C’è un intero mondo che, pur vivendo relazioni familiari, amicizie, passioni in realtà è composto da donne e uomini soli, intenti nello sforzo titanico di costruirsi un’immagine pubblica impeccabile e irrimediabilmente non vera. Questo sforzo è raccontato molto bene dai dettagli di Undoing, dal guardaroba di Grace, alle raccolte fondi a cui partecipa la coppia. Emerge anche dall’unica inserzione che la serie tv propone nel mondo lavorativo della psicologa: Grace è alle prese con una coppia in crisi che ha bisogno di ripensare la propria relazione imparando a riconoscere il partner nella sua alterità e non come proiezione delle proprie idee o desideri.
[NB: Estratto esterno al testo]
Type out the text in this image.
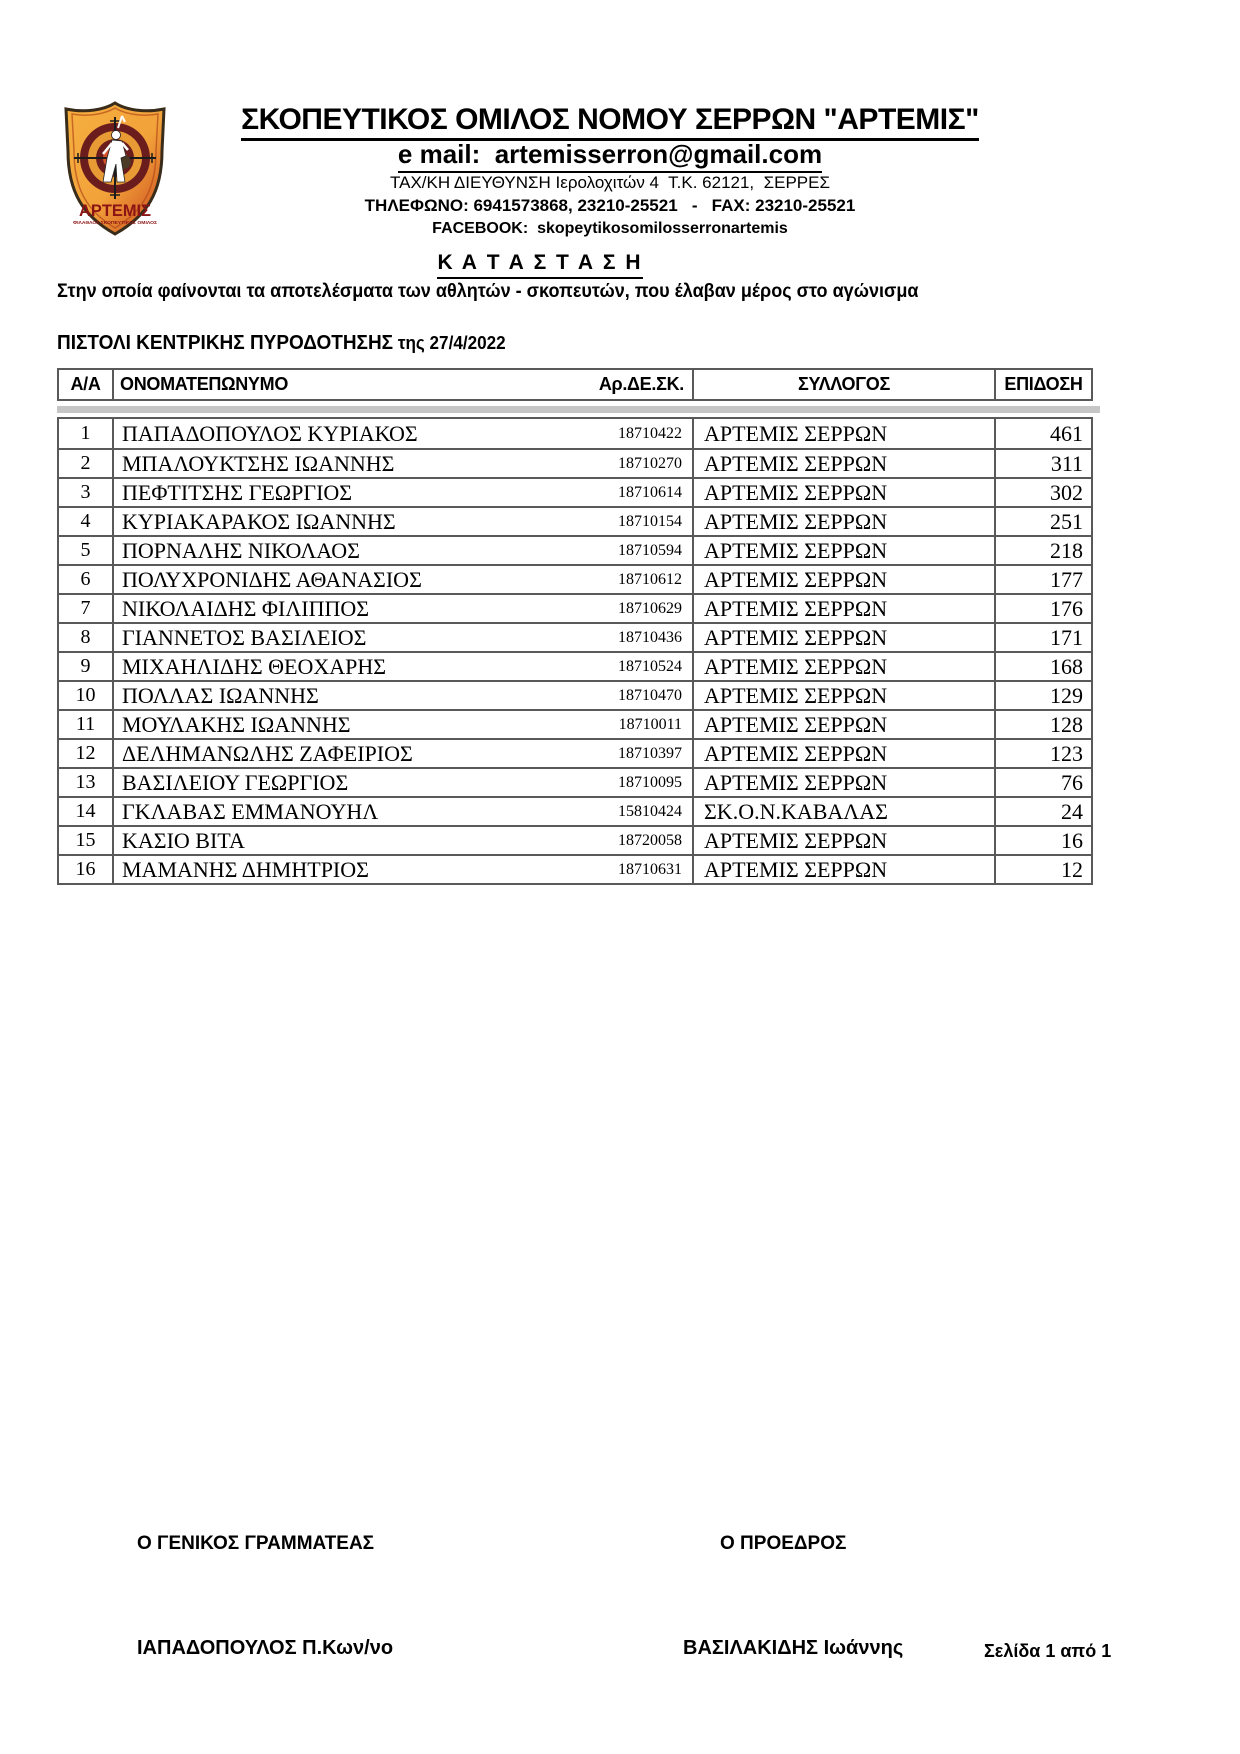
ΑΡΤΕΜΙΣ
ΦΙΛΑΘΛΟΣ ΣΚΟΠΕΥΤΙΚΟΣ ΟΜΙΛΟΣ
ΣΚΟΠΕΥΤΙΚΟΣ ΟΜΙΛΟΣ ΝΟΜΟΥ ΣΕΡΡΩΝ "ΑΡΤΕΜΙΣ"
e mail:  artemisserron@gmail.com
ΤΑΧ/ΚΗ ΔΙΕΥΘΥΝΣΗ Ιερολοχιτών 4  Τ.Κ. 62121,  ΣΕΡΡΕΣ
ΤΗΛΕΦΩΝΟ: 6941573868, 23210-25521   -   FAX: 23210-25521
FACEBOOK:  skopeytikosomilosserronartemis
Κ Α Τ Α Σ Τ Α Σ Η
Στην οποία φαίνονται τα αποτελέσματα των αθλητών - σκοπευτών, που έλαβαν μέρος στο αγώνισμα
ΠΙΣΤΟΛΙ ΚΕΝΤΡΙΚΗΣ ΠΥΡΟΔΟΤΗΣΗΣ της 27/4/2022
Α/Α	ΟΝΟΜΑΤΕΠΩΝΥΜΟ	Αρ.ΔΕ.ΣΚ.	ΣΥΛΛΟΓΟΣ	ΕΠΙΔΟΣΗ
1	ΠΑΠΑΔΟΠΟΥΛΟΣ ΚΥΡΙΑΚΟΣ	18710422	ΑΡΤΕΜΙΣ ΣΕΡΡΩΝ	461
2	ΜΠΑΛΟΥΚΤΣΗΣ ΙΩΑΝΝΗΣ	18710270	ΑΡΤΕΜΙΣ ΣΕΡΡΩΝ	311
3	ΠΕΦΤΙΤΣΗΣ ΓΕΩΡΓΙΟΣ	18710614	ΑΡΤΕΜΙΣ ΣΕΡΡΩΝ	302
4	ΚΥΡΙΑΚΑΡΑΚΟΣ ΙΩΑΝΝΗΣ	18710154	ΑΡΤΕΜΙΣ ΣΕΡΡΩΝ	251
5	ΠΟΡΝΑΛΗΣ ΝΙΚΟΛΑΟΣ	18710594	ΑΡΤΕΜΙΣ ΣΕΡΡΩΝ	218
6	ΠΟΛΥΧΡΟΝΙΔΗΣ ΑΘΑΝΑΣΙΟΣ	18710612	ΑΡΤΕΜΙΣ ΣΕΡΡΩΝ	177
7	ΝΙΚΟΛΑΙΔΗΣ ΦΙΛΙΠΠΟΣ	18710629	ΑΡΤΕΜΙΣ ΣΕΡΡΩΝ	176
8	ΓΙΑΝΝΕΤΟΣ ΒΑΣΙΛΕΙΟΣ	18710436	ΑΡΤΕΜΙΣ ΣΕΡΡΩΝ	171
9	ΜΙΧΑΗΛΙΔΗΣ ΘΕΟΧΑΡΗΣ	18710524	ΑΡΤΕΜΙΣ ΣΕΡΡΩΝ	168
10	ΠΟΛΛΑΣ ΙΩΑΝΝΗΣ	18710470	ΑΡΤΕΜΙΣ ΣΕΡΡΩΝ	129
11	ΜΟΥΛΑΚΗΣ ΙΩΑΝΝΗΣ	18710011	ΑΡΤΕΜΙΣ ΣΕΡΡΩΝ	128
12	ΔΕΛΗΜΑΝΩΛΗΣ ΖΑΦΕΙΡΙΟΣ	18710397	ΑΡΤΕΜΙΣ ΣΕΡΡΩΝ	123
13	ΒΑΣΙΛΕΙΟΥ ΓΕΩΡΓΙΟΣ	18710095	ΑΡΤΕΜΙΣ ΣΕΡΡΩΝ	76
14	ΓΚΛΑΒΑΣ ΕΜΜΑΝΟΥΗΛ	15810424	ΣΚ.Ο.Ν.ΚΑΒΑΛΑΣ	24
15	ΚΑΣΙΟ ΒΙΤΑ	18720058	ΑΡΤΕΜΙΣ ΣΕΡΡΩΝ	16
16	ΜΑΜΑΝΗΣ ΔΗΜΗΤΡΙΟΣ	18710631	ΑΡΤΕΜΙΣ ΣΕΡΡΩΝ	12
Ο ΓΕΝΙΚΟΣ ΓΡΑΜΜΑΤΕΑΣ	Ο ΠΡΟΕΔΡΟΣ
ΙΑΠΑΔΟΠΟΥΛΟΣ Π.Κων/νο	ΒΑΣΙΛΑΚΙΔΗΣ Ιωάννης	Σελίδα 1 από 1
Un ottimo consiglio, al quale andrebbe aggiunto quello evangelico: medico, cura te stesso!

L’avvitamento autoreferenziale dell’uomo, però, non è un tema esclusivo della modernità. Lo ritroviamo perfino nella primissima pagina della Bibbia. Nella Genesi, infatti, la fragilità intrinseca dell’uomo, a misura del materiale con cui è formato, quella terra impressa anche nel suo nome, è acuita dalla solitudine a cui è relegato, nonostante la protezione e la ricchezza del giardino in cui vive. Per questo, Dio gli vuole dare un «aiuto che gli sia simile» o, meglio, «che gli sia di fronte» (‘ezer kenegdô), formula enigmatica che può essere compresa seguendo la diffusione lessicale del sostantivo ‘ezer («aiuto») che ritorna nella Bibbia in contesti in cui la vita è in pericolo.
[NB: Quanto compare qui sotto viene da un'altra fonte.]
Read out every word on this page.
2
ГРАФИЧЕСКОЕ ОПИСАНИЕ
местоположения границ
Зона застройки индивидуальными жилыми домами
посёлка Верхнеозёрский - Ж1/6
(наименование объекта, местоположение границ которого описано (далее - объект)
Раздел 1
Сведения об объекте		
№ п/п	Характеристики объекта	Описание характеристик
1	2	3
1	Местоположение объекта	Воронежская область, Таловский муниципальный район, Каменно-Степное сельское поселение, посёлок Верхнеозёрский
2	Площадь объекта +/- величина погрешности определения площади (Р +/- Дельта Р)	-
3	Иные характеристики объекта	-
La mancanza di relazione condanna l’uomo alla solitudine e, in definitiva, alla morte. La creazione della donna, al contrario, può inaugurare un nuovo spazio relazionale che permette la vita, impressa nel nome di Eva, «madre dei viventi», nella misura in cui l’uomo riconosce l’alterità che gli è di fronte. Non si tratta di un progetto concluso, ma di una sfida sempre aperta. Già nella risposta dell’uomo «carne dalla mia carne, ossa dalle mie ossa, sarà chiamata donna (’iššâ) perché dall’uomo (’iš) è stata tratta», possiamo avvertire una distanza dal progetto creatore di Dio e l’eco della tentazione di riconoscere l’altro a partire esclusivamente da sé. È una tentazione profondamente innestata all’interno della tradizione occidentale, a partire dal «conosci te stesso» socratico. Undoing si pone esattamente questa strada, mettendo in scena i pericoli di una comprensione autoreferenziale di sé che non solo non incontra l’altro, ma lo riduce a propria proiezione.